41. / Open the Volume Browser by MB1 ‘Volume’, ‘Browser’. / The Volume Browser display GUI appears.
42. / Select ‘Sounding’ from the Volume Browser tool bar. / Volume Browser is set to sounding mode.
43. / From the volume browser select the following: Grid-GFS40; Sounding (under Thermo); Points-A. Select ‘Load’. / A sounding based on gridded data for Point A displays. It contains a hodograph and 24-hr temperature change (both not active). Values for various parameters available in the data base also display. Finally, the asterisk in the map is centered over Chicago, where point A was moved.
DISPLAY AIRCRAFT
Since the display of aircraft data has not been incorporated into CAVE, a test driver will be used to demonstrate the aircraft plug-in exists.

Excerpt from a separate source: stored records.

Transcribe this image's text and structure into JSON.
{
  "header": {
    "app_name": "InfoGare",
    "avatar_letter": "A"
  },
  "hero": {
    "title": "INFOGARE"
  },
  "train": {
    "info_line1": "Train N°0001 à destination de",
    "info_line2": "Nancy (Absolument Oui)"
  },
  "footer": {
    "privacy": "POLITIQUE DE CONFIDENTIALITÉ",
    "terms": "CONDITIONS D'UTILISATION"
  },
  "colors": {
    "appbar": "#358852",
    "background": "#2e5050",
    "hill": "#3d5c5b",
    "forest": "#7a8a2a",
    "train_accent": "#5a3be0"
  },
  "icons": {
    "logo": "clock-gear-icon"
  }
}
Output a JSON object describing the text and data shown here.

44. / Close the Skew-T display. Bring up the test driver in a web browser by going to:
http://awips-int1:8080/uEngineWeb/ . / Test driver displays.

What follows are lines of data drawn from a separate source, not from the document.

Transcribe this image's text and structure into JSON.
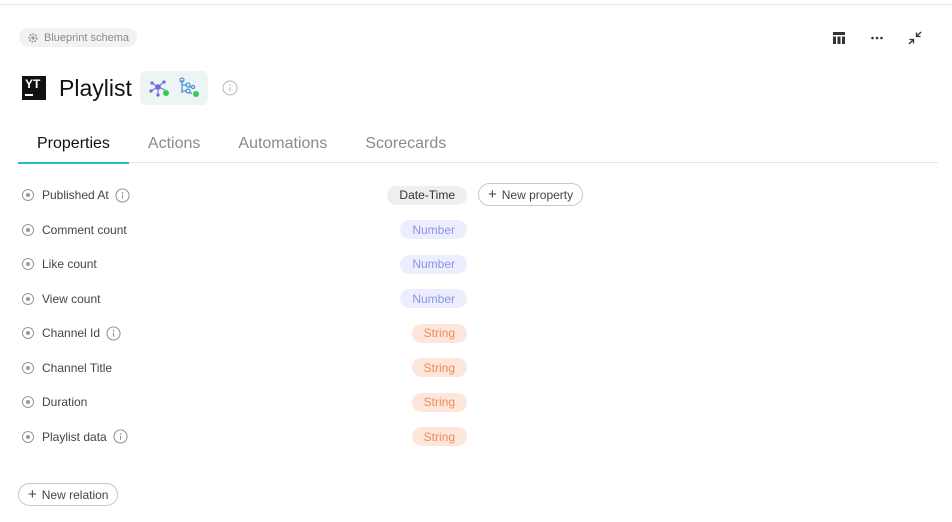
{
  "header": {
    "chip_label": "Blueprint schema",
    "title": "Playlist",
    "logo_text": "YT"
  },
  "top_actions": [
    {
      "name": "table-icon"
    },
    {
      "name": "more-icon"
    },
    {
      "name": "collapse-icon"
    }
  ],
  "tabs": [
    {
      "label": "Properties",
      "active": true
    },
    {
      "label": "Actions",
      "active": false
    },
    {
      "label": "Automations",
      "active": false
    },
    {
      "label": "Scorecards",
      "active": false
    }
  ],
  "properties": [
    {
      "name": "Published At",
      "type": "Date-Time",
      "kind": "dt",
      "info": true
    },
    {
      "name": "Comment count",
      "type": "Number",
      "kind": "num",
      "info": false
    },
    {
      "name": "Like count",
      "type": "Number",
      "kind": "num",
      "info": false
    },
    {
      "name": "View count",
      "type": "Number",
      "kind": "num",
      "info": false
    },
    {
      "name": "Channel Id",
      "type": "String",
      "kind": "str",
      "info": true
    },
    {
      "name": "Channel Title",
      "type": "String",
      "kind": "str",
      "info": false
    },
    {
      "name": "Duration",
      "type": "String",
      "kind": "str",
      "info": false
    },
    {
      "name": "Playlist data",
      "type": "String",
      "kind": "str",
      "info": true
    }
  ],
  "buttons": {
    "new_property": "New property",
    "new_relation": "New relation"
  },
  "colors": {
    "tab_active_underline": "#26b9c7",
    "number_badge_bg": "#eceefe",
    "number_badge_text": "#8b93e8",
    "string_badge_bg": "#fde6da",
    "string_badge_text": "#ef8c57",
    "datetime_badge_bg": "#efefef"
  }
}
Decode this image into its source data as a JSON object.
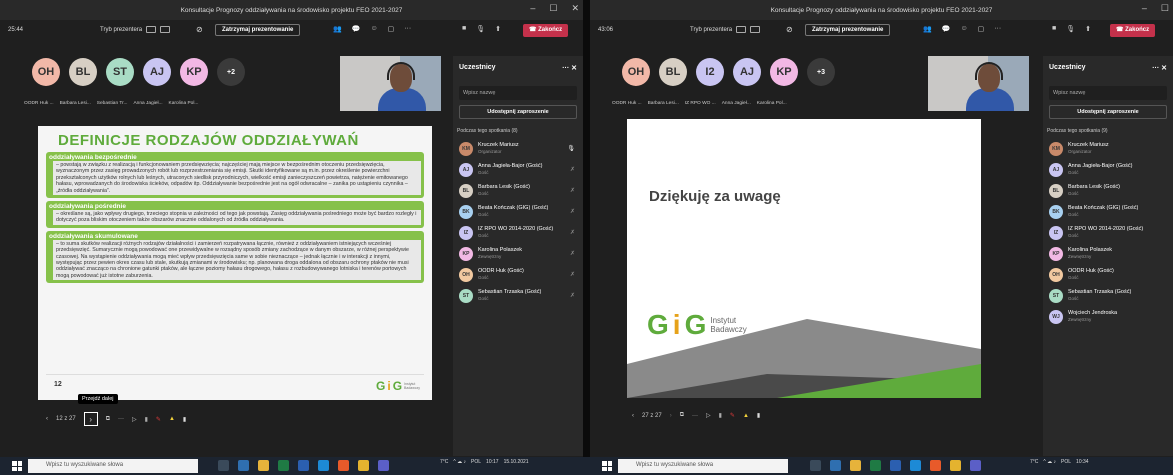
{
  "left": {
    "title": "Konsultacje Prognozy oddziaływania na środowisko projektu FEO 2021-2027",
    "timer": "25:44",
    "mode_label": "Tryb prezentera",
    "stop_label": "Zatrzymaj prezentowanie",
    "end_label": "Zakończ",
    "avatars": [
      {
        "initials": "OH",
        "label": "OODR Huk ...",
        "color": "#f2b8a8"
      },
      {
        "initials": "BL",
        "label": "Barbara Lesi...",
        "color": "#d7cfc4"
      },
      {
        "initials": "ST",
        "label": "Sebastian Tr...",
        "color": "#a9dcc5"
      },
      {
        "initials": "AJ",
        "label": "Anna Jagieł...",
        "color": "#c9c5f2"
      },
      {
        "initials": "KP",
        "label": "Karolina Pol...",
        "color": "#f2b8e4"
      }
    ],
    "more": "+2",
    "panel": {
      "title": "Uczestnicy",
      "search_placeholder": "Wpisz nazwę",
      "invite": "Udostępnij zaproszenie",
      "section": "Podczas tego spotkania (8)",
      "people": [
        {
          "initials": "KM",
          "name": "Kruczek Mariusz",
          "role": "Organizator",
          "color": "#c98a6a"
        },
        {
          "initials": "AJ",
          "name": "Anna Jagieła-Bajor (Gość)",
          "role": "Gość",
          "color": "#c9c5f2"
        },
        {
          "initials": "BL",
          "name": "Barbara Lesik (Gość)",
          "role": "Gość",
          "color": "#d7cfc4"
        },
        {
          "initials": "BK",
          "name": "Beata Kończak (GIG) (Gość)",
          "role": "Gość",
          "color": "#a8d0f0"
        },
        {
          "initials": "IZ",
          "name": "IZ RPO WO 2014-2020 (Gość)",
          "role": "Gość",
          "color": "#c9c5f2"
        },
        {
          "initials": "KP",
          "name": "Karolina Polaszek",
          "role": "Zewnętrzny",
          "color": "#f2b8e4"
        },
        {
          "initials": "OH",
          "name": "OODR Huk (Gość)",
          "role": "Gość",
          "color": "#f2c9a0"
        },
        {
          "initials": "ST",
          "name": "Sebastian Trzaska (Gość)",
          "role": "Gość",
          "color": "#a9dcc5"
        }
      ]
    },
    "slide": {
      "title": "DEFINICJE RODZAJÓW ODDZIAŁYWAŃ",
      "sections": [
        {
          "heading": "oddziaływania bezpośrednie",
          "text": "– powstają w związku z realizacją i funkcjonowaniem przedsięwzięcia; najczęściej mają miejsce w bezpośrednim otoczeniu przedsięwzięcia, wyznaczonym przez zasięg prowadzonych robót lub rozprzestrzeniania się emisji. Skutki identyfikowane są m.in. przez określenie powierzchni przekształconych użytków rolnych lub leśnych, utraconych siedlisk przyrodniczych, wielkość emisji zanieczyszczeń powietrza, natężenie emitowanego hałasu, wprowadzanych do środowiska ścieków, odpadów itp. Oddziaływanie bezpośrednie jest na ogół odwracalne – zanika po ustąpieniu czynnika – „źródła oddziaływania”."
        },
        {
          "heading": "oddziaływania pośrednie",
          "text": "– określane są, jako wpływy drugiego, trzeciego stopnia w zależności od tego jak powstają. Zasięg oddziaływania pośredniego może być bardzo rozległy i dotyczyć poza bliskim otoczeniem także obszarów znacznie oddalonych od źródła oddziaływania."
        },
        {
          "heading": "oddziaływania skumulowane",
          "text": "– to suma skutków realizacji różnych rodzajów działalności i zamierzeń rozpatrywana łącznie, również z oddziaływaniem istniejących wcześniej przedsięwzięć. Sumarycznie mogą powodować one przewidywalne w rozsądny sposób zmiany zachodzące w danym obszarze, w różnej perspektywie czasowej. Na wystąpienie oddziaływania mogą mieć wpływ przedsięwzięcia same w sobie nieznaczące – jednak łącznie i w interakcji z innymi, występując przez pewien okres czasu lub stale, skutkują zmianami w środowisku; np. planowana droga oddalona od obszaru ochrony ptaków nie musi oddziaływać znacząco na chronione gatunki ptaków, ale łączne poziomy hałasu drogowego, hałasu z rozbudowywanego lotniska i terenów portowych mogą powodować już istotne zaburzenia."
        }
      ],
      "page": "12",
      "logo_top": "Instytut",
      "logo_bottom": "Badawczy"
    },
    "nav": {
      "counter": "12 z 27",
      "tooltip": "Przejdź dalej"
    }
  },
  "right": {
    "title": "Konsultacje Prognozy oddziaływania na środowisko projektu FEO 2021-2027",
    "timer": "43:06",
    "mode_label": "Tryb prezentera",
    "stop_label": "Zatrzymaj prezentowanie",
    "end_label": "Zakończ",
    "avatars": [
      {
        "initials": "OH",
        "label": "OODR Huk ...",
        "color": "#f2b8a8"
      },
      {
        "initials": "BL",
        "label": "Barbara Lesi...",
        "color": "#d7cfc4"
      },
      {
        "initials": "I2",
        "label": "IZ RPO WO ...",
        "color": "#c9c5f2"
      },
      {
        "initials": "AJ",
        "label": "Anna Jagieł...",
        "color": "#c9c5f2"
      },
      {
        "initials": "KP",
        "label": "Karolina Pol...",
        "color": "#f2b8e4"
      }
    ],
    "more": "+3",
    "panel": {
      "title": "Uczestnicy",
      "search_placeholder": "Wpisz nazwę",
      "invite": "Udostępnij zaproszenie",
      "section": "Podczas tego spotkania (9)",
      "people": [
        {
          "initials": "KM",
          "name": "Kruczek Mariusz",
          "role": "Organizator",
          "color": "#c98a6a"
        },
        {
          "initials": "AJ",
          "name": "Anna Jagieła-Bajor (Gość)",
          "role": "Gość",
          "color": "#c9c5f2"
        },
        {
          "initials": "BL",
          "name": "Barbara Lesik (Gość)",
          "role": "Gość",
          "color": "#d7cfc4"
        },
        {
          "initials": "BK",
          "name": "Beata Kończak (GIG) (Gość)",
          "role": "Gość",
          "color": "#a8d0f0"
        },
        {
          "initials": "IZ",
          "name": "IZ RPO WO 2014-2020 (Gość)",
          "role": "Gość",
          "color": "#c9c5f2"
        },
        {
          "initials": "KP",
          "name": "Karolina Polaszek",
          "role": "Zewnętrzny",
          "color": "#f2b8e4"
        },
        {
          "initials": "OH",
          "name": "OODR Huk (Gość)",
          "role": "Gość",
          "color": "#f2c9a0"
        },
        {
          "initials": "ST",
          "name": "Sebastian Trzaska (Gość)",
          "role": "Gość",
          "color": "#a9dcc5"
        },
        {
          "initials": "WJ",
          "name": "Wojciech Jendroska",
          "role": "Zewnętrzny",
          "color": "#c9c5f2"
        }
      ]
    },
    "slide": {
      "heading": "Dziękuję za uwagę",
      "logo_top": "Instytut",
      "logo_bottom": "Badawczy"
    },
    "nav": {
      "counter": "27 z 27"
    }
  },
  "taskbar": {
    "search_placeholder": "Wpisz tu wyszukiwane słowa",
    "left_tray": {
      "temp": "7°C",
      "lang": "POL",
      "lang2": "PLP",
      "time": "10:17",
      "date": "15.10.2021"
    },
    "right_tray": {
      "temp": "7°C",
      "lang": "POL",
      "time": "10:34"
    }
  }
}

45. / Select ‘ASCII Data’. Open Request/Response Message. Edit the Request window entry to display the following script:
include(“PIREPRequest.js”);
var dataRequest = new PIREPRequest();
dataRequest.setCount(10);
dataRequest.enableAsciiResponse();
dataRequest.execute();
Select ‘Request Product’. / The last 10 PIREP reports are returned. Aircraft plug-in exists and is operational.

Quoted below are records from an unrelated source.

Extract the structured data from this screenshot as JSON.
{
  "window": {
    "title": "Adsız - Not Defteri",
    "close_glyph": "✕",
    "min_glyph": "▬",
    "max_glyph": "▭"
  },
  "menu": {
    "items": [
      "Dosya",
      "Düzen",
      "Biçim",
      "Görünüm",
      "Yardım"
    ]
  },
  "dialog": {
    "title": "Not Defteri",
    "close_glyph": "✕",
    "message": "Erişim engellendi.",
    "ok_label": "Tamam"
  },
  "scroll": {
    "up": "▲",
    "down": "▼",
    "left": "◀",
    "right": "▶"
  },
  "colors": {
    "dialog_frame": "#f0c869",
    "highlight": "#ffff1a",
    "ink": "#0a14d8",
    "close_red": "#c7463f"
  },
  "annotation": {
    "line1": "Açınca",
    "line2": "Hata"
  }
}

46. / Rerun the above step with data from the following script:
Include(“AIREPrequest.js”);
var dataRequest = new AIREPRequest();
dataRequest.setCount(10);
dataRequest.enableAsciiResponse();
dataRequest.execute(); / The last 10 AIREP reports are returned. Aircraft plug-in exists and is operational.
MDCRS plots will be delivered in TO 9. Therefore, the next two steps can not be executed.
47. / Next, Under ‘Aircraft’ select ‘MDCRS plots’. / A display by flight levels in 5000 feet increments appears for available MDCRS plots.
48. / Select ‘250-300 hft’. / A display of available MDCRS plots between FL 250 – 300 appear.
DISPLAY MARITIME
49. / Ensure a cleared, CONUS map is selected as the display area. From the menu bar select ‘Obs’. Under the Maritime category select ‘Fixed Buoys’. / The latest observations from fixed buoys displays.
50. / Clear the display. Under ‘Obs’ select ‘Moving Maritime’. / The latest observations from ships and floating buoys displays.
51. / Clear the display. Under ‘Obs’ select ‘MAROB’. / The latest MAROB data displays
DISPLAY RADAR
52. / Clear the display. From the tool bar select ‘Radar’, ‘kdvn’, ‘kdvn 4 Bit Products’, ‘kdvn 4 bit four panel’. / A listing of available four panel radar displays appears.
53. / Select the 0.5/1.5/2.4/3.4 Z/SRM panels. / A four panel radar display appears in the main panel. The displays are for 0.5, 1.5, 2.4, and 3.4 tilts. Note: not all panels may load if data is not available. Another station may be selected.
54. / Close the 4-panel display. Select ‘kmpx’ under Radar. Select ‘kmpx 4 Bit Products’, ‘Comp Ref 4bit (CZ), / A composite reflectivity radar image for Minneapolis displays.
55. / Clear the display and repeat above step for ‘Storm Total Precip’. Note: STP may not be available, depending on the weather occurring at the site. / A display of storm total precip displays.
56. / Clear the display and select under Radar ‘kfsd’, ‘kfsd Derived’, ‘Echo Tops (ET)’. / A display of the echo tops for Sioux Falls displays.